Triumph of the Also-Ran

Last night I finished the draft of the opera story I started on Wednesday. I had a moment whilst drafting of wanting to end the story immediately after the climax, because I was so pleased with it that the denouement just seemed like it would be no fun at all to put together. But I kept writing anyway, and I'm glad, because the denouement was potentially even better. Tomorrow I'm going to type it up and start rewriting it. This one will take HEAVY rewriting. Certain sentences in the first half I knew, even while I was writing them, that they were terrible; a few have "[ugh!]" written above or after them. But I think it's a good skeleton.

Speaking of opera, this month there are three live opera performances to enjoy in theaters. I went to the first this morning, La Clemenza di Tito, the last opera Mozart wrote before he died in 1791. This makes the third Mozart opera I've seen, and although the other two are MUCH more famous (Le Nozze di Figaro and Don Giovanni), and the general opinion on Tito is that it's an "also-ran" (a term of which I don't actually know the definition, but I think it's derogatory), I liked this one the best. The characters were surprisingly complex instead of being sketched, the arias were shorter so I felt less as if I was listening to this
(that's a repeat sign), and the cast was, with one exception, breathtakingly wonderful.

Also, it was Mozart. I will never, ever miss an opportunity to swim in Mozart.

In other news, I finished Slaughterhouse-Five, and I'm...not sure about it. I don't know if I don't get it, or if I do, and the confusion is the point. Also, I felt growing dread and sorrow as we got closer and closer to Dresden, and then the actual experience of the horrors of Dresden felt kind of minimal. I'm not denying that there was despair seeded all in and throughout the book, but I expected (not wanted, expected) a more horrific climax. There's a reason he did it the way he did it, and I haven't grasped it yet. Unless he simply tried to imitate the experience of life, in its weird inconclusive experientialness.

I read the first two stories of Olive Kitteridge, and...uh...this won the Pulitzer Prize?
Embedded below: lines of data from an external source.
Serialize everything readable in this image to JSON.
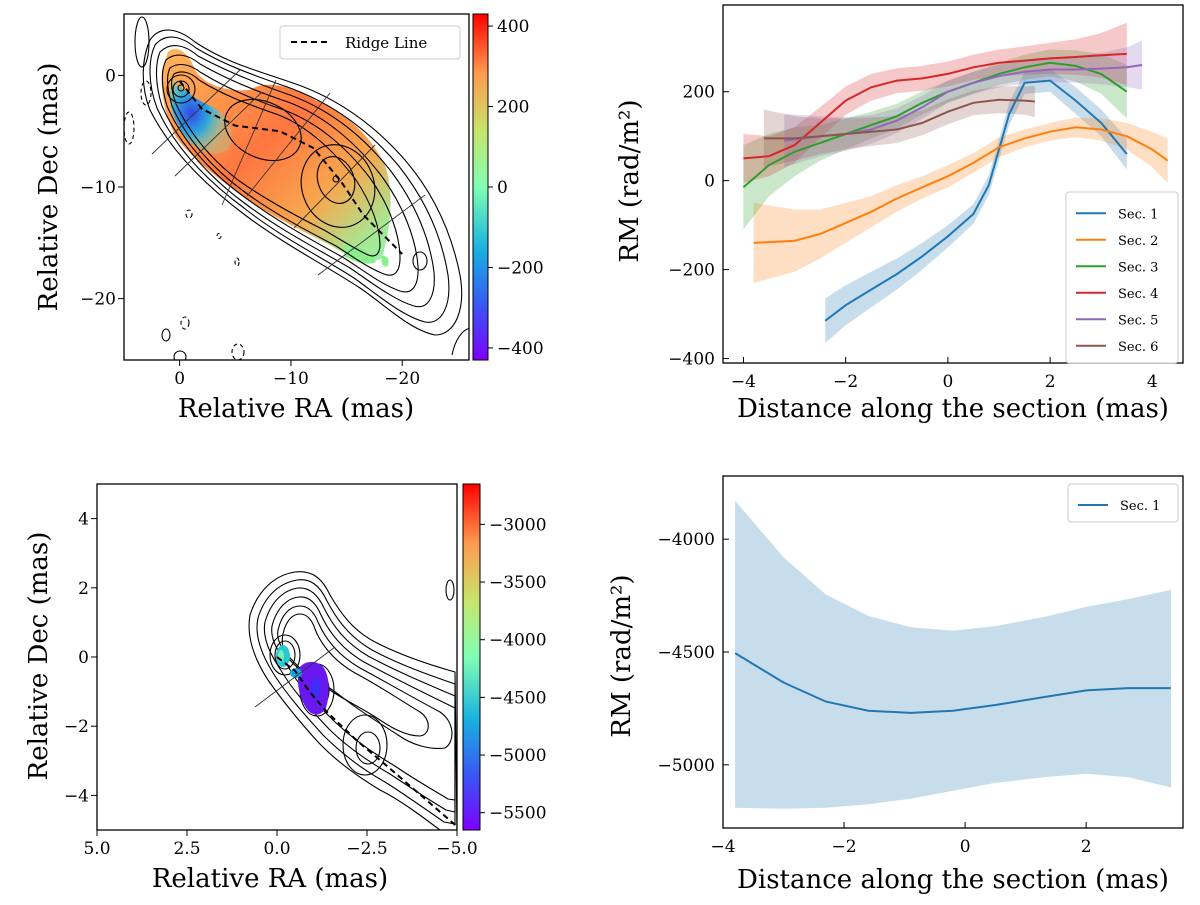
{
  "chart_data": [
    {
      "id": "map_top",
      "type": "heatmap",
      "title": "",
      "xlabel": "Relative RA (mas)",
      "ylabel": "Relative Dec (mas)",
      "xlim": [
        5,
        -26
      ],
      "ylim": [
        -25.5,
        5.5
      ],
      "xticks": [
        0,
        -10,
        -20
      ],
      "xtick_labels": [
        "0",
        "−10",
        "−20"
      ],
      "yticks": [
        0,
        -10,
        -20
      ],
      "ytick_labels": [
        "0",
        "−10",
        "−20"
      ],
      "colorbar": {
        "range": [
          -430,
          430
        ],
        "ticks": [
          400,
          200,
          0,
          -200,
          -400
        ],
        "tick_labels": [
          "400",
          "200",
          "0",
          "−200",
          "−400"
        ]
      },
      "legend": [
        {
          "label": "Ridge Line",
          "style": "dashed"
        }
      ],
      "legend_position": "top-right",
      "ridge_line": [
        [
          0,
          -0.5
        ],
        [
          -2,
          -3
        ],
        [
          -5,
          -4.5
        ],
        [
          -9,
          -5
        ],
        [
          -12,
          -6.5
        ],
        [
          -14.5,
          -9.5
        ],
        [
          -16.5,
          -12.5
        ],
        [
          -20,
          -16
        ]
      ]
    },
    {
      "id": "profile_top",
      "type": "line",
      "title": "",
      "xlabel": "Distance along the section (mas)",
      "ylabel": "RM (rad/m²)",
      "xlim": [
        -4.4,
        4.6
      ],
      "ylim": [
        -410,
        395
      ],
      "xticks": [
        -4,
        -2,
        0,
        2,
        4
      ],
      "xtick_labels": [
        "−4",
        "−2",
        "0",
        "2",
        "4"
      ],
      "yticks": [
        -400,
        -200,
        0,
        200
      ],
      "ytick_labels": [
        "−400",
        "−200",
        "0",
        "200"
      ],
      "legend_position": "bottom-right",
      "series": [
        {
          "name": "Sec. 1",
          "color": "#1f77b4",
          "x": [
            -2.4,
            -2.0,
            -1.5,
            -1.0,
            -0.5,
            0.0,
            0.5,
            0.8,
            1.2,
            1.5,
            2.0,
            2.5,
            3.0,
            3.5
          ],
          "y": [
            -315,
            -280,
            -245,
            -210,
            -170,
            -125,
            -75,
            -10,
            150,
            220,
            225,
            180,
            130,
            60
          ],
          "err": [
            50,
            45,
            40,
            35,
            30,
            25,
            22,
            22,
            25,
            25,
            25,
            30,
            30,
            35
          ]
        },
        {
          "name": "Sec. 2",
          "color": "#ff7f0e",
          "x": [
            -3.8,
            -3.0,
            -2.5,
            -2.0,
            -1.5,
            -1.0,
            -0.5,
            0.0,
            0.5,
            1.0,
            1.5,
            2.0,
            2.5,
            3.0,
            3.5,
            4.0,
            4.3
          ],
          "y": [
            -140,
            -135,
            -120,
            -95,
            -70,
            -40,
            -15,
            10,
            40,
            75,
            95,
            110,
            120,
            115,
            100,
            70,
            45
          ],
          "err": [
            90,
            70,
            55,
            45,
            35,
            30,
            25,
            25,
            22,
            22,
            20,
            20,
            22,
            25,
            30,
            40,
            50
          ]
        },
        {
          "name": "Sec. 3",
          "color": "#2ca02c",
          "x": [
            -4.0,
            -3.5,
            -3.0,
            -2.5,
            -2.0,
            -1.5,
            -1.0,
            -0.5,
            0.0,
            0.5,
            1.0,
            1.5,
            2.0,
            2.5,
            3.0,
            3.5
          ],
          "y": [
            -15,
            35,
            65,
            85,
            105,
            125,
            145,
            175,
            200,
            220,
            240,
            255,
            265,
            258,
            240,
            200
          ],
          "err": [
            95,
            70,
            55,
            40,
            35,
            30,
            28,
            26,
            25,
            25,
            25,
            28,
            30,
            35,
            45,
            60
          ]
        },
        {
          "name": "Sec. 4",
          "color": "#d62728",
          "x": [
            -4.0,
            -3.5,
            -3.0,
            -2.5,
            -2.0,
            -1.5,
            -1.0,
            -0.5,
            0.0,
            0.5,
            1.0,
            1.5,
            2.0,
            2.5,
            3.0,
            3.5
          ],
          "y": [
            50,
            55,
            80,
            130,
            180,
            210,
            225,
            230,
            240,
            255,
            265,
            270,
            275,
            278,
            282,
            285
          ],
          "err": [
            55,
            45,
            40,
            35,
            32,
            30,
            28,
            28,
            28,
            28,
            30,
            32,
            35,
            40,
            50,
            70
          ]
        },
        {
          "name": "Sec. 5",
          "color": "#9467bd",
          "x": [
            -3.2,
            -2.5,
            -2.0,
            -1.5,
            -1.0,
            -0.5,
            0.0,
            0.5,
            1.0,
            1.5,
            2.0,
            2.5,
            3.0,
            3.5,
            3.8
          ],
          "y": [
            90,
            100,
            105,
            115,
            135,
            165,
            200,
            220,
            235,
            245,
            250,
            250,
            252,
            255,
            260
          ],
          "err": [
            60,
            45,
            38,
            32,
            28,
            26,
            25,
            25,
            25,
            26,
            28,
            30,
            35,
            45,
            55
          ]
        },
        {
          "name": "Sec. 6",
          "color": "#8c564b",
          "x": [
            -3.6,
            -3.0,
            -2.5,
            -2.0,
            -1.5,
            -1.0,
            -0.5,
            0.0,
            0.5,
            1.0,
            1.5,
            1.7
          ],
          "y": [
            95,
            95,
            100,
            105,
            110,
            115,
            130,
            155,
            175,
            182,
            180,
            178
          ],
          "err": [
            65,
            50,
            40,
            35,
            32,
            30,
            28,
            28,
            28,
            30,
            32,
            35
          ]
        }
      ]
    },
    {
      "id": "map_bottom",
      "type": "heatmap",
      "title": "",
      "xlabel": "Relative RA (mas)",
      "ylabel": "Relative Dec (mas)",
      "xlim": [
        5,
        -5
      ],
      "ylim": [
        -5,
        5
      ],
      "xticks": [
        5,
        2.5,
        0,
        -2.5,
        -5
      ],
      "xtick_labels": [
        "5.0",
        "2.5",
        "0.0",
        "−2.5",
        "−5.0"
      ],
      "yticks": [
        4,
        2,
        0,
        -2,
        -4
      ],
      "ytick_labels": [
        "4",
        "2",
        "0",
        "−2",
        "−4"
      ],
      "colorbar": {
        "range": [
          -5650,
          -2650
        ],
        "ticks": [
          -3000,
          -3500,
          -4000,
          -4500,
          -5000,
          -5500
        ],
        "tick_labels": [
          "−3000",
          "−3500",
          "−4000",
          "−4500",
          "−5000",
          "−5500"
        ]
      },
      "ridge_line": [
        [
          0,
          0
        ],
        [
          -0.5,
          -0.4
        ],
        [
          -0.9,
          -1.0
        ],
        [
          -1.4,
          -1.6
        ],
        [
          -2.2,
          -2.4
        ],
        [
          -3.0,
          -3.1
        ],
        [
          -4.0,
          -4.0
        ],
        [
          -5.0,
          -4.9
        ]
      ]
    },
    {
      "id": "profile_bottom",
      "type": "line",
      "title": "",
      "xlabel": "Distance along the section (mas)",
      "ylabel": "RM (rad/m²)",
      "xlim": [
        -4.0,
        3.6
      ],
      "ylim": [
        -5280,
        -3720
      ],
      "xticks": [
        -4,
        -2,
        0,
        2
      ],
      "xtick_labels": [
        "−4",
        "−2",
        "0",
        "2"
      ],
      "yticks": [
        -4000,
        -4500,
        -5000
      ],
      "ytick_labels": [
        "−4000",
        "−4500",
        "−5000"
      ],
      "legend_position": "top-right",
      "series": [
        {
          "name": "Sec. 1",
          "color": "#1f77b4",
          "x": [
            -3.8,
            -3.0,
            -2.3,
            -1.6,
            -0.9,
            -0.2,
            0.5,
            1.3,
            2.0,
            2.7,
            3.4
          ],
          "y": [
            -4505,
            -4635,
            -4720,
            -4760,
            -4770,
            -4760,
            -4735,
            -4700,
            -4670,
            -4660,
            -4660
          ],
          "lower": [
            -5190,
            -5195,
            -5190,
            -5175,
            -5150,
            -5115,
            -5080,
            -5055,
            -5040,
            -5055,
            -5100
          ],
          "upper": [
            -3830,
            -4080,
            -4245,
            -4340,
            -4390,
            -4405,
            -4385,
            -4345,
            -4300,
            -4265,
            -4225
          ]
        }
      ]
    }
  ]
}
I'm going to read until at least page 100, but if by then I have no further insight about what's so awesome there, I'm giving up.

I also started 2666. It is very long. It's by Roberto BolaƱo, a South American author who died unexpectedly not unlike Stieg Larsson, only on the other side of the world. (RB was born 1953, died 2003; SL was born 1954, died 2004. Weird, eh? But RB had a lot of success as a fiction writer before he died.) I haven't gotten lost in a lovely long novel like this one in seemingly ages, and I think it's time. After 50 pages, I still feel like we're cruising pre-Plot Point One, because I seriously have no idea where the writer's going with this. It's a delicious feeling, because it's fascinating what happens on every damn page, but there's no arc of any kind developing. It's just a story. Or really a series of stories which occasionally envelop other stories.

Sort of speaking of that, I finished Lost in the Funhouse. I found it mostly frustrating, with some pointillist delights. I want to read it again in ten years when I've read more experimental lit. Maybe by then I'll have more recently read ancient Greek lit too and will have some idea of what he's talking about in the second half of the book.

Definition of ALSO-RAN (Merriam-Webster online)
1 : a horse or dog that finishes out of the money in a race
2 : a contestant that does not win
3 : one that is of little importance especially competitively

Well, I suppose. If you even accept that Mozart had winning and losing works. Which I'm not sure I do.